Lebih lanjut, Alex juga menyebut hanya aparat penegak hukum dan pegawai KPK yang tidak memahami inti dari dua pasal yang digugatnya.
Sehingga, lanjutnya, pertemuan dengan siapapun yang terkait dengan lembaga antirasuah sebenarnya ia anggap sebagai tindak pidana.
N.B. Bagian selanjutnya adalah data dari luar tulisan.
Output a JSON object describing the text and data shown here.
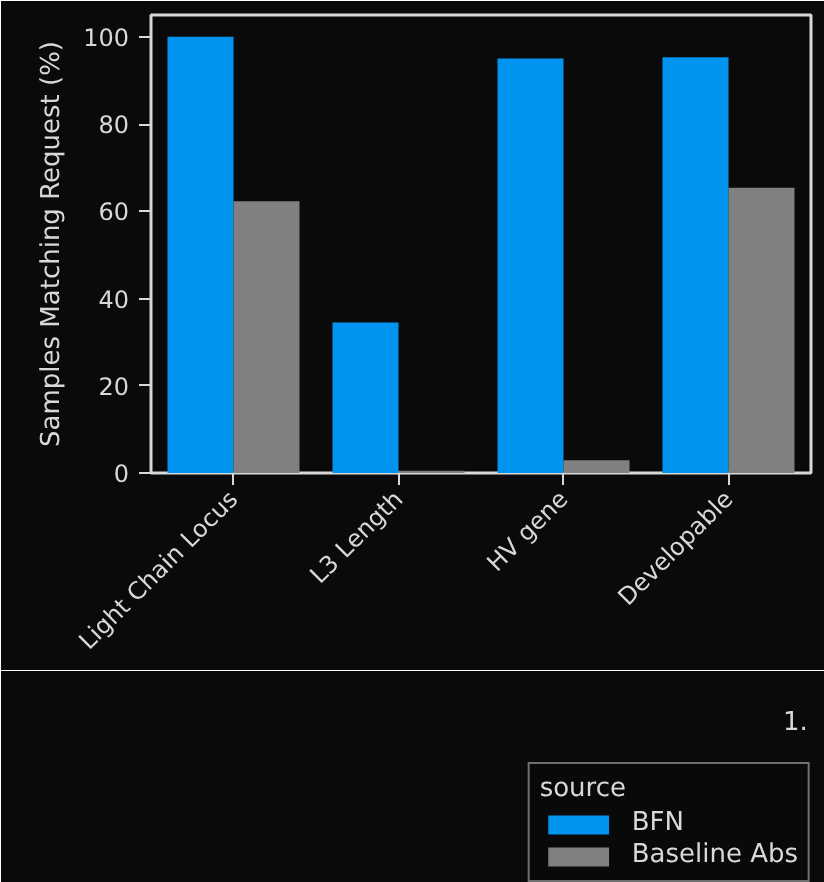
{
  "chart_data": {
    "type": "bar",
    "ylabel": "Samples Matching Request (%)",
    "legend_title": "source",
    "categories": [
      "Light Chain Locus",
      "L3 Length",
      "HV gene",
      "Developable"
    ],
    "series": [
      {
        "name": "BFN",
        "color": "#0094ee",
        "values": [
          100,
          34.5,
          95,
          95.3
        ]
      },
      {
        "name": "Baseline Abs",
        "color": "#808080",
        "values": [
          62.3,
          0.5,
          2.9,
          65.4
        ]
      }
    ],
    "ylim": [
      0,
      105
    ],
    "yticks": [
      0,
      20,
      40,
      60,
      80,
      100
    ],
    "grid": false,
    "legend": "bottom right",
    "annotations": [
      "1."
    ]
  }
}
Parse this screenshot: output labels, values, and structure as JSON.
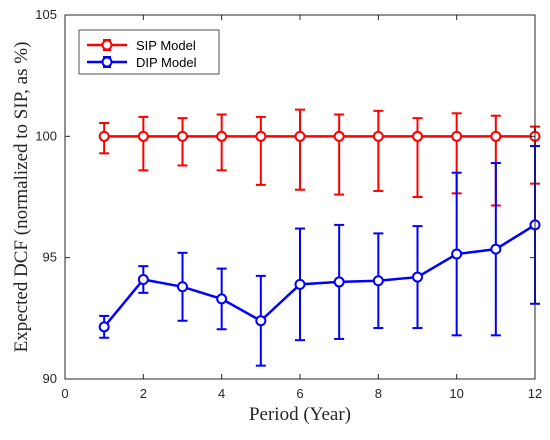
{
  "chart_data": {
    "type": "line",
    "title": "",
    "xlabel": "Period (Year)",
    "ylabel": "Expected DCF (normalized to SIP, as %)",
    "xlim": [
      0,
      12
    ],
    "ylim": [
      90,
      105
    ],
    "xticks": [
      0,
      2,
      4,
      6,
      8,
      10,
      12
    ],
    "yticks": [
      90,
      95,
      100,
      105
    ],
    "grid": false,
    "legend_position": "top-left",
    "x": [
      1,
      2,
      3,
      4,
      5,
      6,
      7,
      8,
      9,
      10,
      11,
      12
    ],
    "series": [
      {
        "name": "SIP Model",
        "color": "#ff0000",
        "marker": "circle",
        "values": [
          100,
          100,
          100,
          100,
          100,
          100,
          100,
          100,
          100,
          100,
          100,
          100
        ],
        "err_low": [
          0.7,
          1.4,
          1.2,
          1.4,
          2.0,
          2.2,
          2.4,
          2.25,
          2.5,
          2.35,
          2.85,
          1.95
        ],
        "err_high": [
          0.55,
          0.8,
          0.75,
          0.9,
          0.8,
          1.1,
          0.9,
          1.05,
          0.75,
          0.95,
          0.85,
          0.4
        ]
      },
      {
        "name": "DIP Model",
        "color": "#0000ff",
        "marker": "circle",
        "values": [
          92.15,
          94.1,
          93.8,
          93.3,
          92.4,
          93.9,
          94.0,
          94.05,
          94.2,
          95.15,
          95.35,
          96.35
        ],
        "err_low": [
          0.45,
          0.55,
          1.4,
          1.25,
          1.85,
          2.3,
          2.35,
          1.95,
          2.1,
          3.35,
          3.55,
          3.25
        ],
        "err_high": [
          0.45,
          0.55,
          1.4,
          1.25,
          1.85,
          2.3,
          2.35,
          1.95,
          2.1,
          3.35,
          3.55,
          3.25
        ]
      }
    ]
  }
}
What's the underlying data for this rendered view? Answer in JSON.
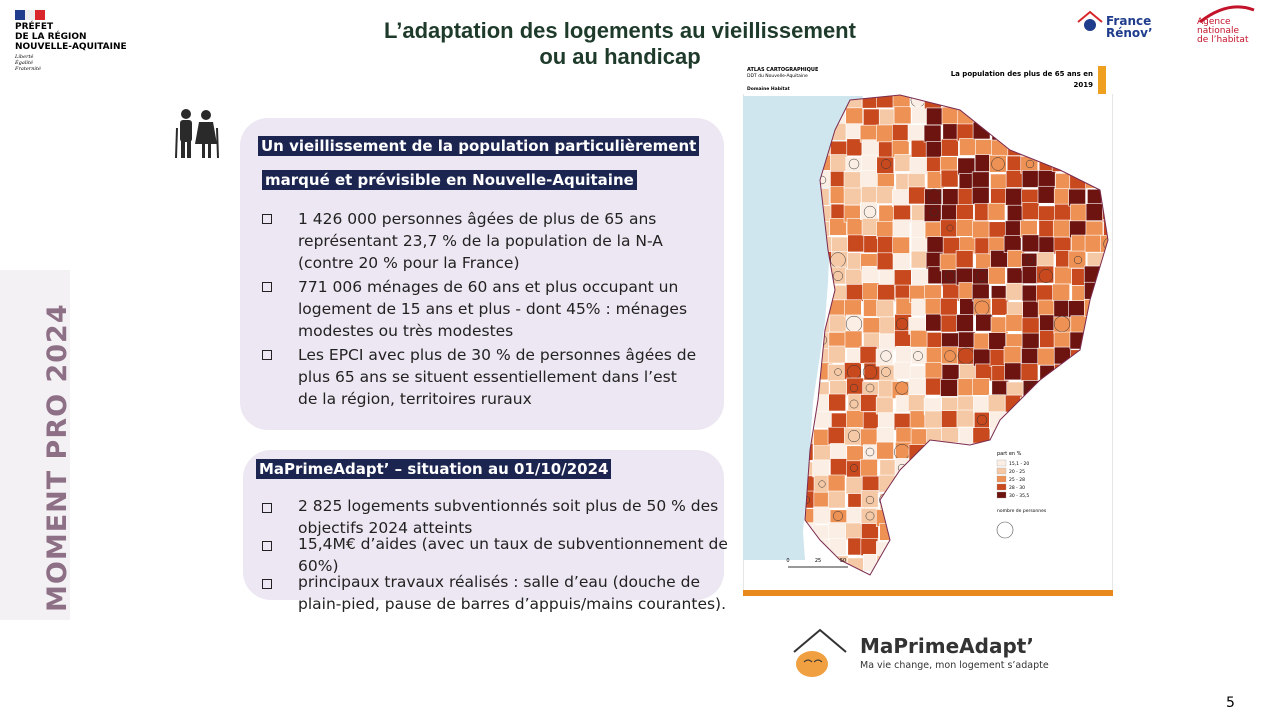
{
  "header": {
    "prefet": [
      "PRÉFET",
      "DE LA RÉGION",
      "NOUVELLE-AQUITAINE"
    ],
    "motto": [
      "Liberté",
      "Égalité",
      "Fraternité"
    ],
    "title": [
      "L’adaptation des logements au vieillissement",
      "ou au handicap"
    ],
    "logos": {
      "france_renov": [
        "France",
        "Rénov’"
      ],
      "anah": [
        "Agence",
        "nationale",
        "de l’habitat"
      ]
    }
  },
  "side_label": "MOMENT PRO 2024",
  "box1": {
    "heading": [
      "Un vieillissement de la population particulièrement",
      "marqué et prévisible en Nouvelle-Aquitaine"
    ],
    "bullets": [
      [
        "1 426 000 personnes âgées de plus de 65 ans",
        "représentant 23,7 % de la population de la N-A",
        "(contre 20 % pour la France)"
      ],
      [
        "771 006 ménages de 60 ans et plus occupant un",
        "logement de 15 ans et plus - dont 45% : ménages",
        "modestes ou très modestes"
      ],
      [
        "Les EPCI avec plus de 30 % de personnes âgées de",
        "plus 65 ans se situent essentiellement dans l’est",
        "de la région, territoires ruraux"
      ]
    ]
  },
  "box2": {
    "heading": "MaPrimeAdapt’ – situation au 01/10/2024",
    "bullets": [
      [
        "2 825 logements subventionnés soit plus de 50 % des",
        "objectifs 2024 atteints"
      ],
      [
        "15,4M€ d’aides (avec un taux de subventionnement de",
        "60%)"
      ],
      [
        " principaux travaux réalisés :  salle d’eau (douche de",
        "plain-pied, pause de barres d’appuis/mains courantes)."
      ]
    ]
  },
  "map": {
    "atlas": [
      "ATLAS CARTOGRAPHIQUE",
      "DDT du Nouvelle-Aquitaine"
    ],
    "domain": "Domaine Habitat",
    "title": [
      "La population des plus de 65 ans en",
      "2019"
    ],
    "legend": {
      "title": "part en %",
      "items": [
        {
          "label": "15,1 - 20",
          "color": "#fbeee4"
        },
        {
          "label": "20 - 25",
          "color": "#f6c9a6"
        },
        {
          "label": "25 - 28",
          "color": "#ee9155"
        },
        {
          "label": "28 - 30",
          "color": "#c8491e"
        },
        {
          "label": "30 - 35,5",
          "color": "#6e1410"
        }
      ],
      "size_title": "nombre de personnes"
    },
    "scale": [
      "0",
      "25",
      "50"
    ]
  },
  "footer_logo": {
    "name": "MaPrimeAdapt’",
    "tagline": "Ma vie change, mon logement s’adapte"
  },
  "page_number": "5"
}
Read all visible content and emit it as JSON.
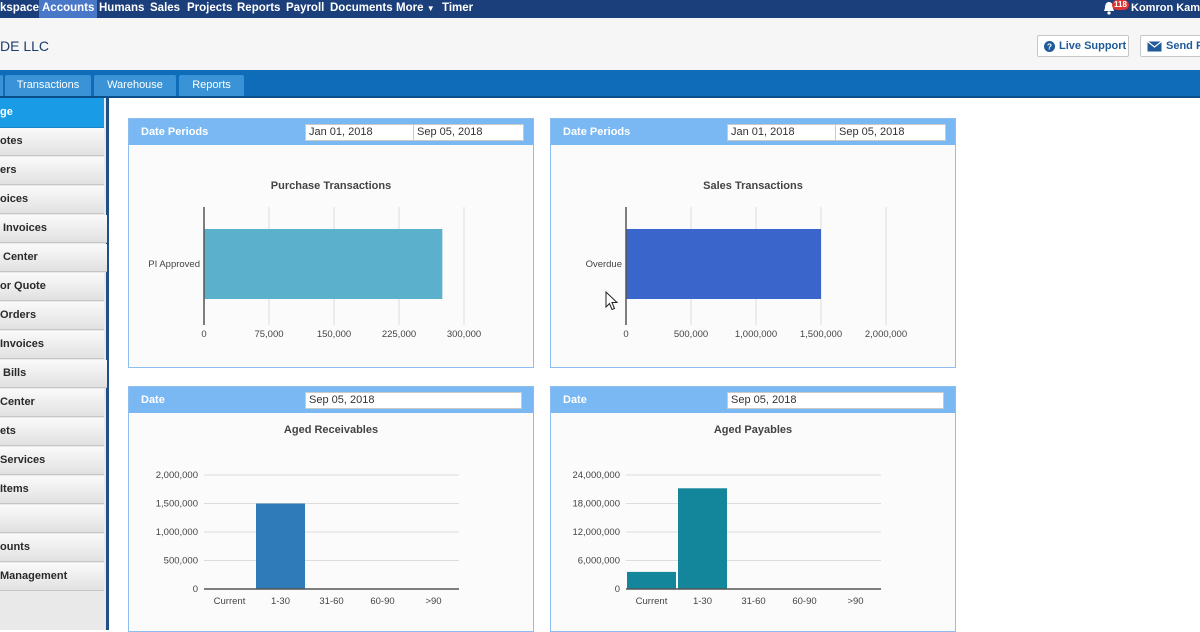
{
  "topnav": {
    "items": [
      "kspace",
      "Accounts",
      "Humans",
      "Sales",
      "Projects",
      "Reports",
      "Payroll",
      "Documents",
      "More",
      "Timer"
    ],
    "active": "Accounts",
    "notification_count": "118",
    "user_name": "Komron Kama"
  },
  "header": {
    "company": "DE LLC",
    "live_support": "Live Support",
    "send_feedback": "Send F"
  },
  "tabs": [
    "Transactions",
    "Warehouse",
    "Reports"
  ],
  "sidebar": {
    "items": [
      "ge",
      "otes",
      "ers",
      "oices",
      "Invoices",
      "Center",
      "or Quote",
      "Orders",
      "Invoices",
      "Bills",
      "Center",
      "ets",
      "Services",
      "Items",
      "",
      "ounts",
      "Management"
    ],
    "active_index": 0
  },
  "panels": {
    "purchase": {
      "label": "Date Periods",
      "from": "Jan 01, 2018",
      "to": "Sep 05, 2018"
    },
    "sales": {
      "label": "Date Periods",
      "from": "Jan 01, 2018",
      "to": "Sep 05, 2018"
    },
    "receivables": {
      "label": "Date",
      "date": "Sep 05, 2018"
    },
    "payables": {
      "label": "Date",
      "date": "Sep 05, 2018"
    }
  },
  "colors": {
    "purchase_bar": "#5bb1cc",
    "sales_bar": "#3a66cc",
    "receivables_bar": "#2f7ab9",
    "payables_bar": "#13869c"
  },
  "chart_data": [
    {
      "type": "bar",
      "orientation": "horizontal",
      "title": "Purchase Transactions",
      "categories": [
        "PI Approved"
      ],
      "values": [
        275000
      ],
      "xlim": [
        0,
        300000
      ],
      "ticks": [
        0,
        75000,
        150000,
        225000,
        300000
      ],
      "tick_labels": [
        "0",
        "75,000",
        "150,000",
        "225,000",
        "300,000"
      ],
      "grid": true
    },
    {
      "type": "bar",
      "orientation": "horizontal",
      "title": "Sales Transactions",
      "categories": [
        "Overdue"
      ],
      "values": [
        1500000
      ],
      "xlim": [
        0,
        2000000
      ],
      "ticks": [
        0,
        500000,
        1000000,
        1500000,
        2000000
      ],
      "tick_labels": [
        "0",
        "500,000",
        "1,000,000",
        "1,500,000",
        "2,000,000"
      ],
      "grid": true
    },
    {
      "type": "bar",
      "title": "Aged Receivables",
      "categories": [
        "Current",
        "1-30",
        "31-60",
        "60-90",
        ">90"
      ],
      "values": [
        0,
        1500000,
        0,
        0,
        0
      ],
      "ylim": [
        0,
        2000000
      ],
      "ticks": [
        0,
        500000,
        1000000,
        1500000,
        2000000
      ],
      "tick_labels": [
        "0",
        "500,000",
        "1,000,000",
        "1,500,000",
        "2,000,000"
      ],
      "grid": true
    },
    {
      "type": "bar",
      "title": "Aged Payables",
      "categories": [
        "Current",
        "1-30",
        "31-60",
        "60-90",
        ">90"
      ],
      "values": [
        3600000,
        21200000,
        0,
        0,
        0
      ],
      "ylim": [
        0,
        24000000
      ],
      "ticks": [
        0,
        6000000,
        12000000,
        18000000,
        24000000
      ],
      "tick_labels": [
        "0",
        "6,000,000",
        "12,000,000",
        "18,000,000",
        "24,000,000"
      ],
      "grid": true
    }
  ]
}
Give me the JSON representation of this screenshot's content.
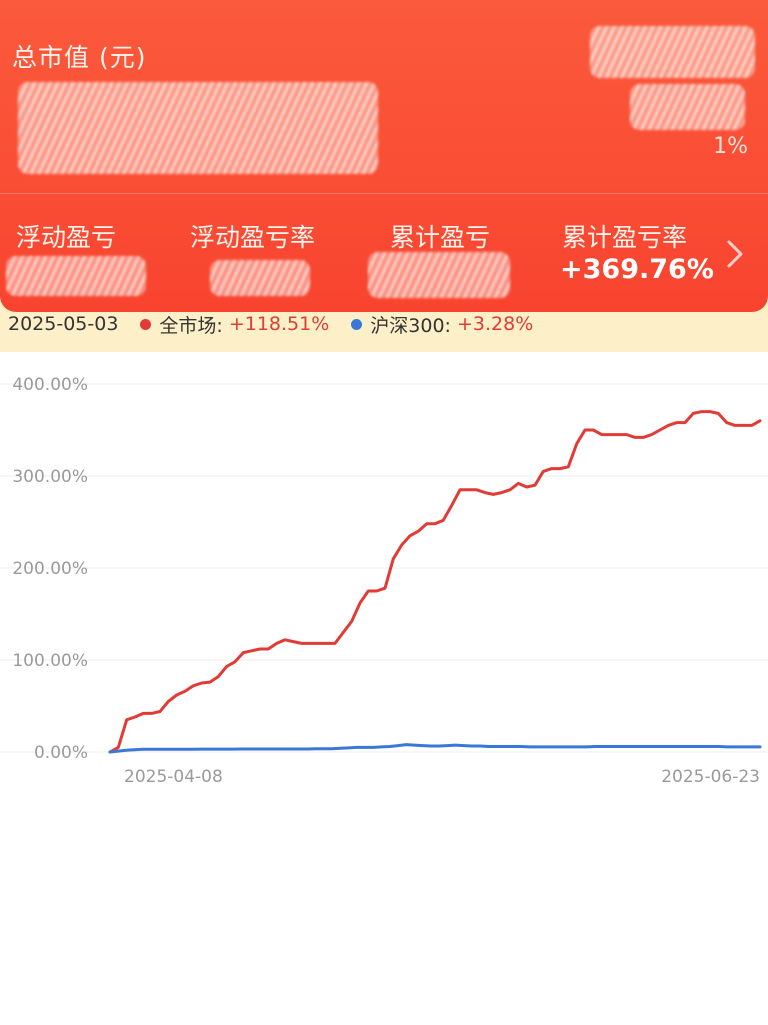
{
  "header": {
    "total_value_label": "总市值 (元)",
    "today_pct_partial": "1%"
  },
  "stats": [
    {
      "label": "浮动盈亏"
    },
    {
      "label": "浮动盈亏率"
    },
    {
      "label": "累计盈亏"
    },
    {
      "label": "累计盈亏率",
      "value": "+369.76%"
    }
  ],
  "legend": {
    "date": "2025-05-03",
    "market_name": "全市场:",
    "market_value": "+118.51%",
    "market_color": "#e23b35",
    "csi_name": "沪深300:",
    "csi_value": "+3.28%",
    "csi_color": "#3a78d8"
  },
  "chart_data": {
    "type": "line",
    "title": "",
    "xlabel": "",
    "ylabel": "",
    "y_tick_labels": [
      "400.00%",
      "300.00%",
      "200.00%",
      "100.00%",
      "0.00%"
    ],
    "x_tick_labels": [
      "2025-04-08",
      "2025-06-23"
    ],
    "ylim": [
      0,
      400
    ],
    "grid": true,
    "series": [
      {
        "name": "全市场",
        "color": "#e23b35",
        "values": [
          0,
          5,
          35,
          38,
          42,
          42,
          44,
          55,
          62,
          66,
          72,
          75,
          76,
          82,
          93,
          98,
          108,
          110,
          112,
          112,
          118,
          122,
          120,
          118,
          118,
          118,
          118,
          118,
          130,
          142,
          162,
          175,
          175,
          178,
          210,
          225,
          235,
          240,
          248,
          248,
          252,
          268,
          285,
          285,
          285,
          282,
          280,
          282,
          285,
          292,
          288,
          290,
          305,
          308,
          308,
          310,
          335,
          350,
          350,
          345,
          345,
          345,
          345,
          342,
          342,
          345,
          350,
          355,
          358,
          358,
          368,
          370,
          370,
          368,
          358,
          355,
          355,
          355,
          360
        ]
      },
      {
        "name": "沪深300",
        "color": "#3a78d8",
        "values": [
          0,
          1,
          2,
          2.5,
          3,
          3,
          3,
          3,
          3,
          3,
          3,
          3.2,
          3.2,
          3.2,
          3.2,
          3.2,
          3.3,
          3.3,
          3.3,
          3.3,
          3.3,
          3.3,
          3.3,
          3.3,
          3.3,
          3.5,
          3.5,
          3.5,
          4,
          4.5,
          5,
          5,
          5,
          5.5,
          6,
          7,
          8,
          7.5,
          7,
          6.5,
          6.5,
          7,
          7.5,
          7,
          6.5,
          6.5,
          6,
          6,
          6,
          6,
          6,
          5.5,
          5.5,
          5.5,
          5.5,
          5.5,
          5.5,
          5.5,
          5.5,
          6,
          6,
          6,
          6,
          6,
          6,
          6,
          6,
          6,
          6,
          6,
          6,
          6,
          6,
          6,
          6,
          5.5,
          5.5,
          5.5,
          5.5,
          5.5
        ]
      }
    ]
  }
}
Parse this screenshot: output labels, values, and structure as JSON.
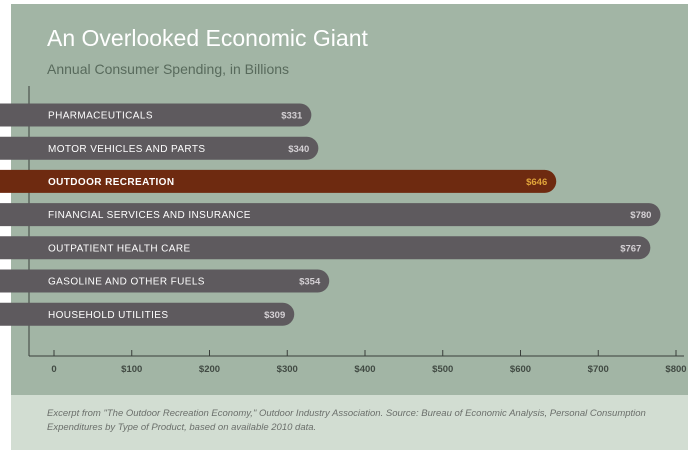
{
  "title": "An Overlooked Economic Giant",
  "subtitle": "Annual Consumer Spending, in Billions",
  "footnote": "Excerpt from \"The Outdoor Recreation Economy,\" Outdoor Industry Association.  Source:  Bureau of Economic Analysis, Personal Consumption Expenditures by Type of Product, based on available 2010 data.",
  "colors": {
    "background": "#a2b5a5",
    "footer_background": "#d2ddd2",
    "bar": "#5e5a5e",
    "highlight_bar": "#6e2a10",
    "highlight_value": "#e0a43a",
    "bar_value": "#d4d0d4"
  },
  "chart_data": {
    "type": "bar",
    "orientation": "horizontal",
    "title": "An Overlooked Economic Giant",
    "subtitle": "Annual Consumer Spending, in Billions",
    "categories": [
      "PHARMACEUTICALS",
      "MOTOR VEHICLES AND PARTS",
      "OUTDOOR RECREATION",
      "FINANCIAL SERVICES AND INSURANCE",
      "OUTPATIENT HEALTH CARE",
      "GASOLINE AND OTHER FUELS",
      "HOUSEHOLD UTILITIES"
    ],
    "values": [
      331,
      340,
      646,
      780,
      767,
      354,
      309
    ],
    "value_labels": [
      "$331",
      "$340",
      "$646",
      "$780",
      "$767",
      "$354",
      "$309"
    ],
    "highlight": "OUTDOOR RECREATION",
    "xlim": [
      0,
      800
    ],
    "xticks": [
      0,
      100,
      200,
      300,
      400,
      500,
      600,
      700,
      800
    ],
    "xtick_labels": [
      "0",
      "$100",
      "$200",
      "$300",
      "$400",
      "$500",
      "$600",
      "$700",
      "$800"
    ],
    "grid": false,
    "legend": "none"
  }
}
“Pasal 36 dan 37 itu ranah etik untuk menjaga integritas insan KPK dan semangat KPK. Jadi, sebelum ke pengadilan, sebaiknya dilihat dulu apakah ada pelanggaran kode etik,” kata Alex.
Alex mengatakan, permintaan uji materiil juga disampaikan kepada para pemimpin saat ini dan masa depan. Termasuk insan KPK secara keseluruhan.
“Tidak boleh ada keraguan sedikitpun dalam menafsirkan pasal-pasal undang-undang oleh etika dan penegak hukum. Selain itu juga harus ada perlakuan yang setara antar penegak hukum, ujarnya.
Oleh karena itu, Alex menilai perlakuan yang diterima insan KPK sebenarnya berbeda dengan aparat penegak hukum lainnya.
Larangan bertemu/berkomunikasi dengan pihak yang berperkara hanya berlaku bagi insan KPK, namun aparat penegak hukum lainnya tidak mempermasalahkan jika pimpinannya bertemu dengan pihak yang berperkara. Ini tidak adil dan diskriminatif, ujarnya.
Selain itu, dia sepakat jika pertemuan atau komunikasi dengan pihak yang berperkara dapat menimbulkan konflik kepentingan, maka diperlukan sanksi etik atau pidana.
Apalagi jika hubungan atau komunikasi yang dilakukan para pihak mempunyai manfaat atau manfaat, kata Alex.
Terkait penerapan norma Pasal 36 huruf a UU KPK yang dinilai belum memiliki kepastian hukum, dalam gugatannya ia meminta Mahkamah Konstitusi mencabut dan menyatakan tidak berlaku lagi.
Atau menafsirkan Pasal 36 sebagai 'Pasal 36: Pimpinan KPK dilarang: (a) berhubungan langsung atau tidak langsung dengan tersangka atau kuasanya dengan maksud untuk meringankannya',” kata Alex.